Like the Iraqi Kurds, whose declaration of independence last month caused an uproar and prompted Iraqi military action to retake disputed territory, the Syrian Kurds have become “too big for their boots”, arrogant and confident that they can do whatever they like where they have imposed military occupation.
They seem to have forgotten they have to live with the overwhelming majority of non-Kurds in both Iraq and Syria.
While promising to establish democracy in areas they hold, Syrian Kurds are not abiding by democratic principles or international human rights norms.
For example, the Kurds deny the right to enter to anyone who was not born in Hasakeh province, which has had substantial Assyrian, Armenian, Arab and Turkmen populations, as well as Kurds.
A Hasakeh-born source said she was able to visit her sister in Hasakeh city, but other passengers on the bus she took were kept for some hours in tents and sent back where they had come from as they had been born elsewhere.
The aim, of course, is to exclude non-Kurds.
According to sources in Damascus and Aleppo, the Kurds are also making deals with Daesh fighters: those who want to go home with their families exit through Turkey and are given air tickets, while those who want to fight join the KDF.
Recruiting fighters amounts to continuation of the practice of shifting fighters from “moderate” militias to takfiri militias and back again.
This business explains why the vast arsenal of weaponry captured from Daesh by the Syrian army in Deir Ezzor and Mayadin includes German-, US-, British- and Turkish-made arms.
Senior Daesh commanders and their wives and children are said to have been not-so-covertly helicoptered to the Iraqi Kurdish region from Raqqa, as the Daesh capital was about to fall to the SDF.
If these reports are correct, it is doubtful that these big wig Daesh followers will face prosecution for crimes committed during their reign of terror.
These men could prove useful to the US sooner or later.
Al Qaeda controlled Idlib province — where Turkey has deployed surrogate militiamen — is also a looming problem.

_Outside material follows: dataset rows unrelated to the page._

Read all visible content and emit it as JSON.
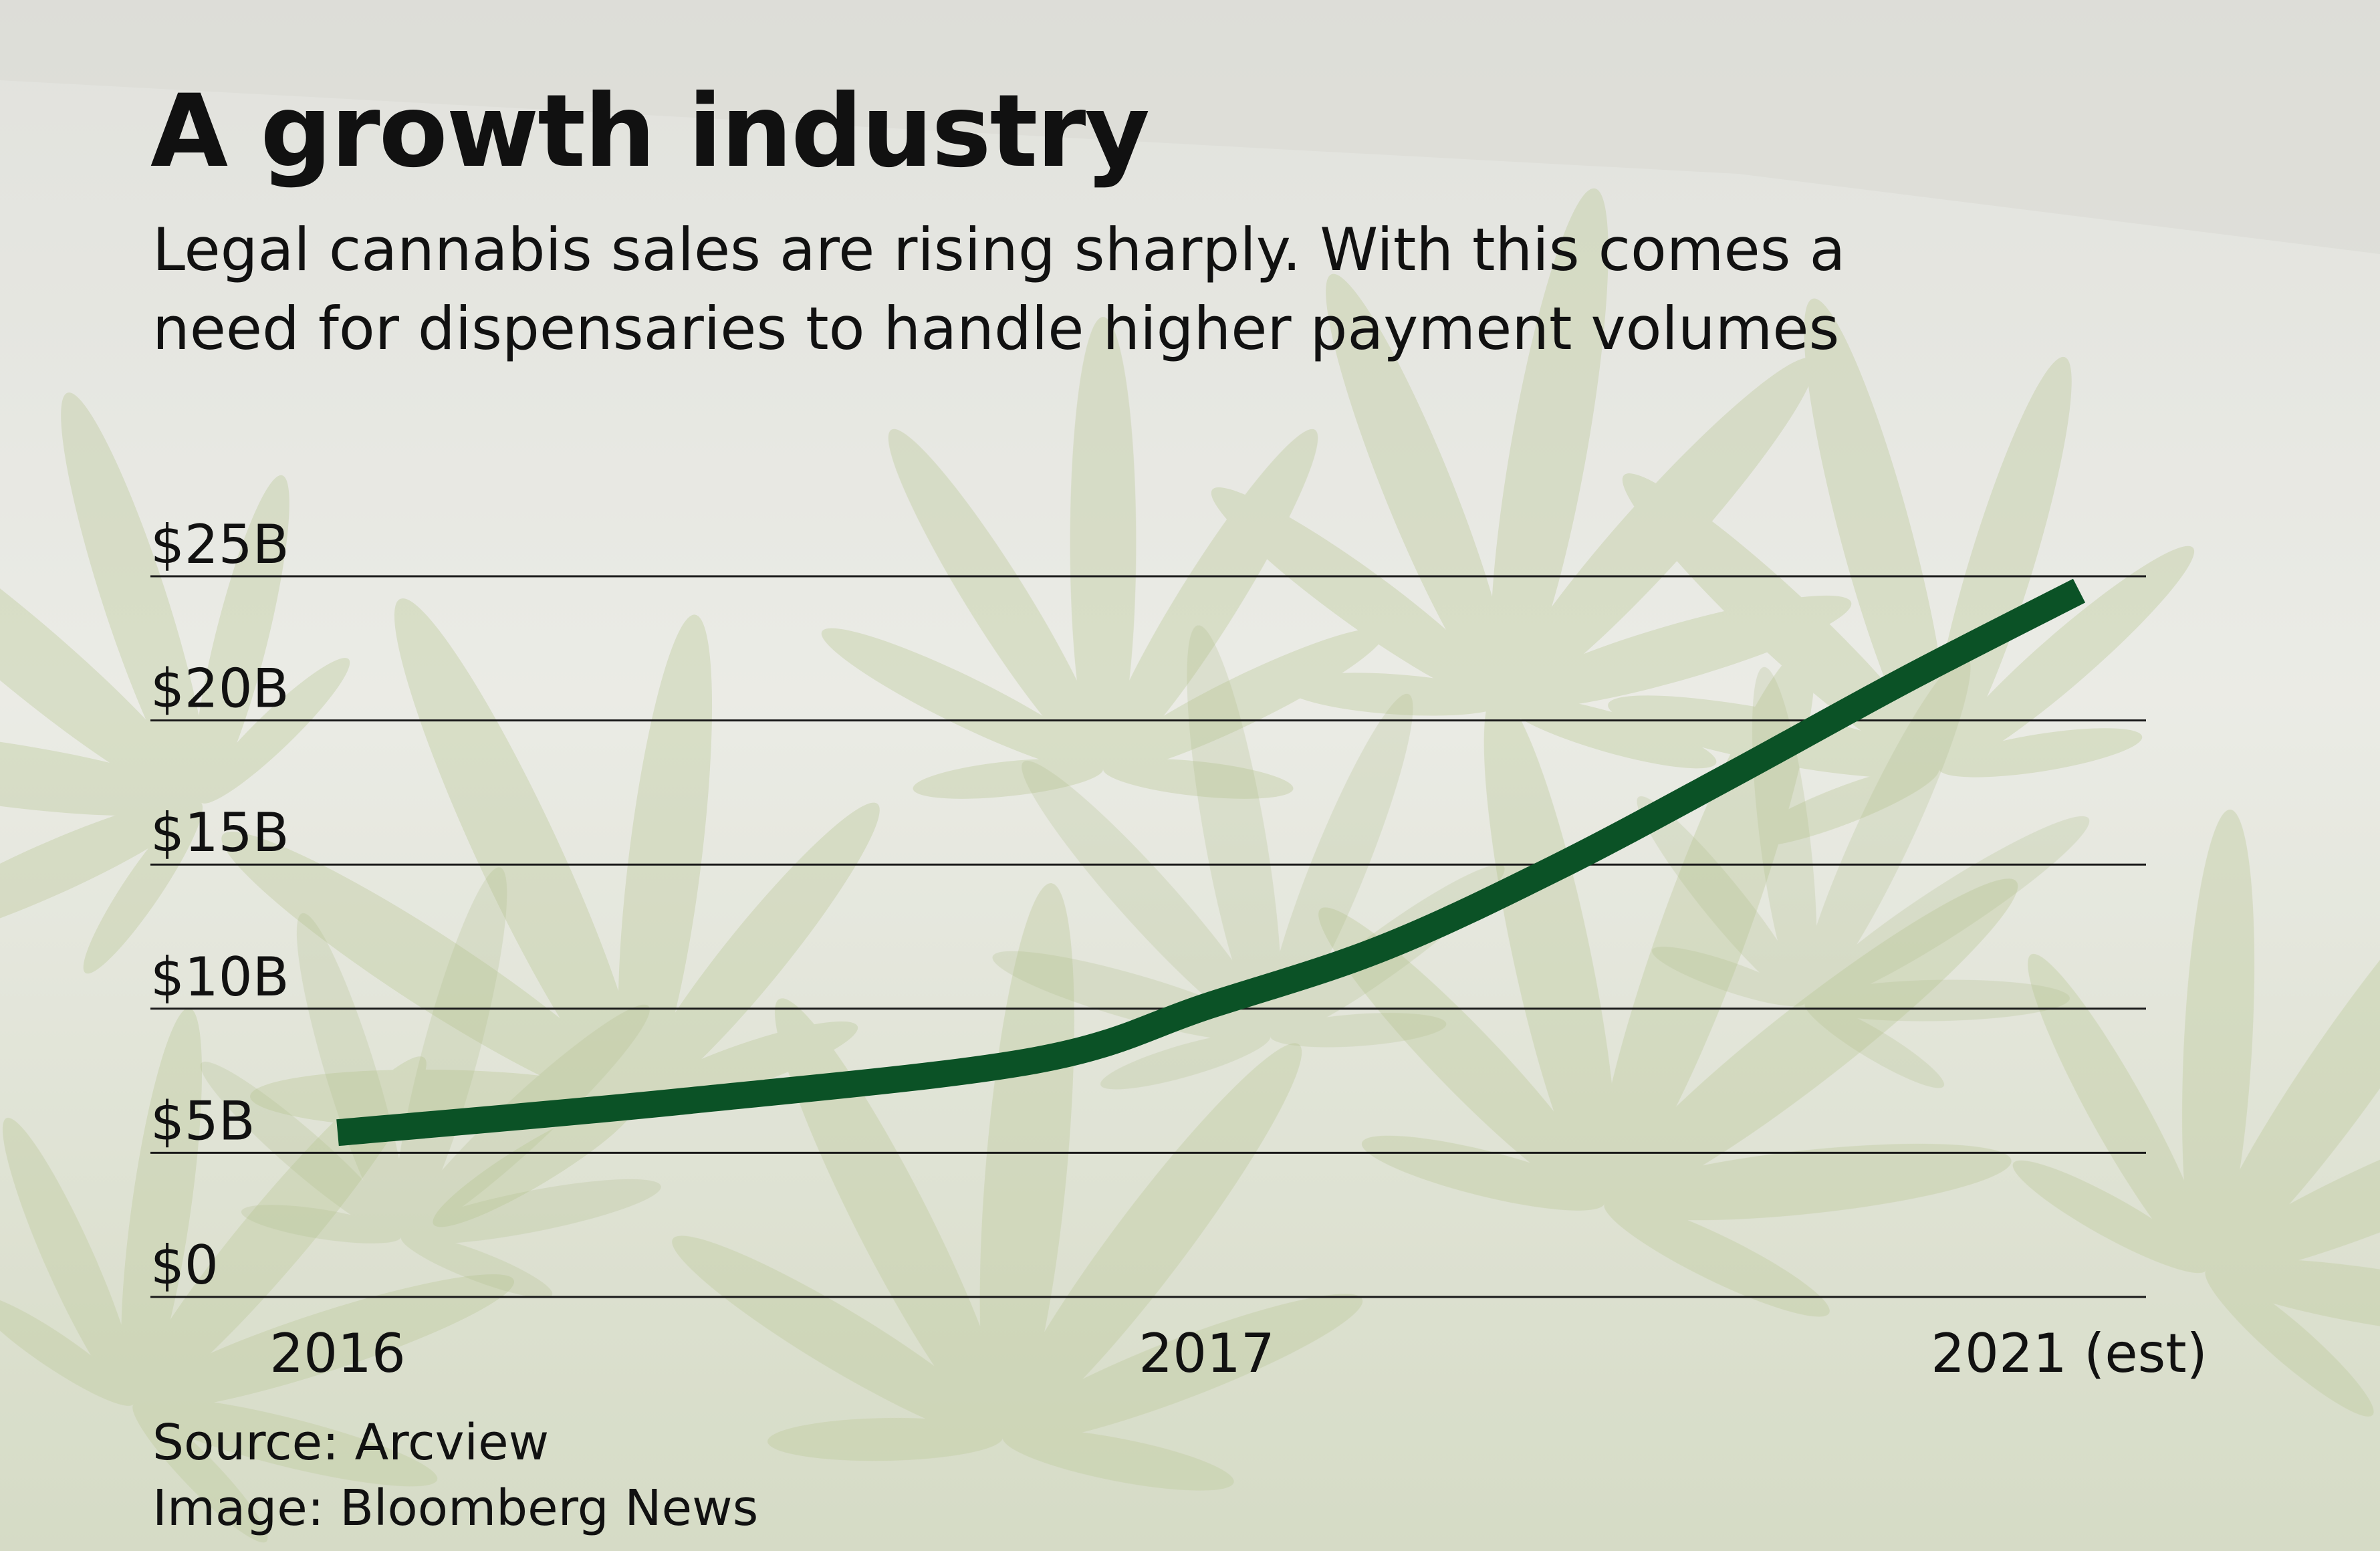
{
  "title": "A growth industry",
  "subtitle_lines": [
    "Legal cannabis sales are rising sharply. With this comes a",
    "need for dispensaries to handle higher payment volumes"
  ],
  "colors": {
    "line": "#0b5226",
    "gridline": "#1a1a1a",
    "background_top": "#d9dad3",
    "background_bottom": "#c9d1b3",
    "foliage": "#9fb36a"
  },
  "chart_data": {
    "type": "line",
    "title": "A growth industry",
    "xlabel": "",
    "ylabel": "",
    "categories": [
      "2016",
      "2017",
      "2021 (est)"
    ],
    "y_tick_labels": [
      "$0",
      "$5B",
      "$10B",
      "$15B",
      "$20B",
      "$25B"
    ],
    "y_tick_values": [
      0,
      5,
      10,
      15,
      20,
      25
    ],
    "ylim": [
      0,
      25
    ],
    "grid": true,
    "legend": "none",
    "series": [
      {
        "values": [
          5.7,
          10.1,
          24.5
        ],
        "curve": [
          {
            "x": 0.0,
            "y": 5.7
          },
          {
            "x": 0.2,
            "y": 6.8
          },
          {
            "x": 0.4,
            "y": 8.2
          },
          {
            "x": 0.5,
            "y": 10.1
          },
          {
            "x": 0.6,
            "y": 12.1
          },
          {
            "x": 0.7,
            "y": 14.9
          },
          {
            "x": 0.8,
            "y": 18.1
          },
          {
            "x": 0.9,
            "y": 21.4
          },
          {
            "x": 1.0,
            "y": 24.5
          }
        ]
      }
    ]
  },
  "footer": {
    "source": "Source: Arcview",
    "image_credit": "Image: Bloomberg News"
  }
}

However, the deal made by Moscow and Tehran with Ankara requires all three parties — notably Turkey — to withdraw forces from the area once it is stabilised.
Turkey is trying to convince Al Qaeda’s Jabhat Fatah Al Sham fighters to join its sponsored militia consisting of remnants of the Free Syrian Army and other takfiri factions.

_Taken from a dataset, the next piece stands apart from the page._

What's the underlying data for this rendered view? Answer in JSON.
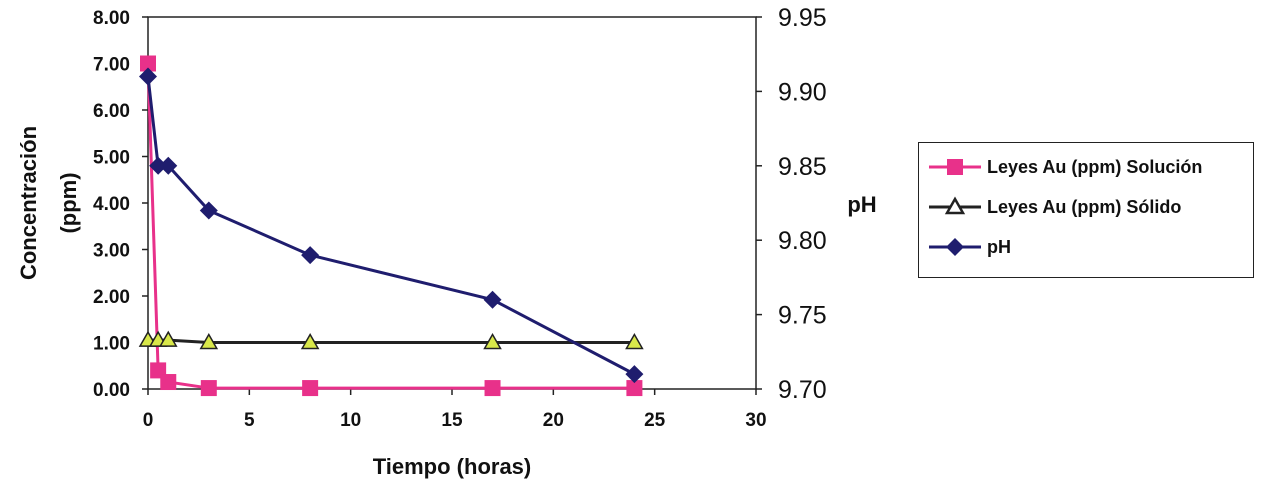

It is obvious that the Western powers and their allies — which have decisive influence on the talks between the government and the political opposition — are not in a hurry to see the UN-brokered Geneva negotiations resume.
For the time being, the government is winning the war on the ground while the insurgents are being either squeezed or compelled to abide by ceasefires imposed by Russia, Iran and Turkey.
Therefore, the opposition is in a weak position and cannot continue demanding the resignation of President Bashar Assad as the primary condition for reaching a political settlement.
To get round opposition hardliners, Russia and Iran intend to continue talks in Astana, in Kazakhstan, with the aim of imposing a national ceasefire.
Once that is in place, the Astana process, rather than the Geneva talks, could become the vehicle for negotiating a political deal that leaves Assad in office and Syria in one piece.